The VAT Action Plan and the DSM
Establishing a new taxation system for B2B cross-border supplies is a major change to the current VAT regime. The business making the supply would be responsible for collection of VAT on its supply in a foreign Member State (as opposed to the current system of tax-exempt B2B cross-border supplies). However, the Member State in which the goods have been delivered would receive the VAT collected in the other Member State in which the business making the supply is resident. As a consequence, a system needs to be established pursuant to which Member States will work together with regard to the collection and transfer of VAT triggered by cross-border supplies. The Commission intends to accompany this new approach with improved cooperation between EU and non-EU countries, and enforcement of the efficiency of the tax administration of Member States.
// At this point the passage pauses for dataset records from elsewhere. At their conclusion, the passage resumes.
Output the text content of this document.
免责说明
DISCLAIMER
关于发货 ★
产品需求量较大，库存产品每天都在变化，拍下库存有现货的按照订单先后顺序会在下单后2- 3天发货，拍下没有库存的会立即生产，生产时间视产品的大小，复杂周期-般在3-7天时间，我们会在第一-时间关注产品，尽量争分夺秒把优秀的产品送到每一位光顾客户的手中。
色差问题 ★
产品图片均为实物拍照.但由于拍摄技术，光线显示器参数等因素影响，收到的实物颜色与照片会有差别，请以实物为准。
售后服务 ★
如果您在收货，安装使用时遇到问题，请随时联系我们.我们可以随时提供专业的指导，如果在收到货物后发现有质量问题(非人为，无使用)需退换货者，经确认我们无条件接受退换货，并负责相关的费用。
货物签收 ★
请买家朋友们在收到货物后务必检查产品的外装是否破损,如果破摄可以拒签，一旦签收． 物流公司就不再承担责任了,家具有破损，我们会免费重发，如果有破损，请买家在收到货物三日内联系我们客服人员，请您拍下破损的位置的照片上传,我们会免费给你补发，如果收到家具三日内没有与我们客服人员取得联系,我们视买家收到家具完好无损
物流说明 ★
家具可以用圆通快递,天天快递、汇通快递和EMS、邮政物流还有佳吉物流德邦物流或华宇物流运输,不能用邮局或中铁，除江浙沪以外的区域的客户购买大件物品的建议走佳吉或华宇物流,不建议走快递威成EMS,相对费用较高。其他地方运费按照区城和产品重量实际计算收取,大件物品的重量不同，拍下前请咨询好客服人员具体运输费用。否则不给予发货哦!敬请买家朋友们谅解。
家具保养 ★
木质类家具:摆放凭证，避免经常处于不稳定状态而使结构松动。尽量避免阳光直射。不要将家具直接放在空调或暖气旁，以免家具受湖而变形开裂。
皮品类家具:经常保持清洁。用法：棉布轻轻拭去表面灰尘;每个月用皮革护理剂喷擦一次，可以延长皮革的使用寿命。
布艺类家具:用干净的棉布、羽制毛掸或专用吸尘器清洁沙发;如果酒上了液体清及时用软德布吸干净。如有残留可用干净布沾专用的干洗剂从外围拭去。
Furthermore, the Action Plan addresses the issue of different VAT rates (standard rate and reduced rate) referring to the example of e-books which cannot benefit from reduced VAT rates available for physical publications. Two proposals (updating a list of reduced rate products only or, alternatively, giving Member States full discretion to set VAT rates accompanied by a set of basic rules) are included and are subject to further political discussions.
Preliminary assessment of the VAT Action Plan
The Action Plan demonstrates the intention of the Commission to tackle the current issues of the VAT system, in particular regarding cross-border e-commerce. The measures proposed show that the Commission aims to reduce VAT fraud, and it does not focus exclusively on the Digital Single Market. A substantial change in the tax treatment of cross-border supplies for online-sales to end consumer and B2B supplies can be expected from the measures proposed. Third country suppliers who are using the small consignment exemption rule will have to register and levy VAT on their supplies.
The Action Plan is a noteworthy demonstration of the Commission’s desire to reform the current VAT regime. However, reading between the lines, the Commission also signals that it is well aware of the Member States’ reluctance to shift their autonomy over VAT arrangements to the Commission.
It can be predicted that many of the Action Plan’s proposals will face significant resistance from the Member States’ tax administrations. Many of the interesting and helpful aspects of the VAT Action Plan may not be continued in the legislation process. However, the broad thrust of the Commission’s analysis regarding the status of the VAT regime in a digitized world will ring true for many. This being so, all stakeholders should assist in achieving a modernized VAT regime which can form a basis of a real digital single market in Europe by removing the current administrative and legal hurdles for the e-commerce sector.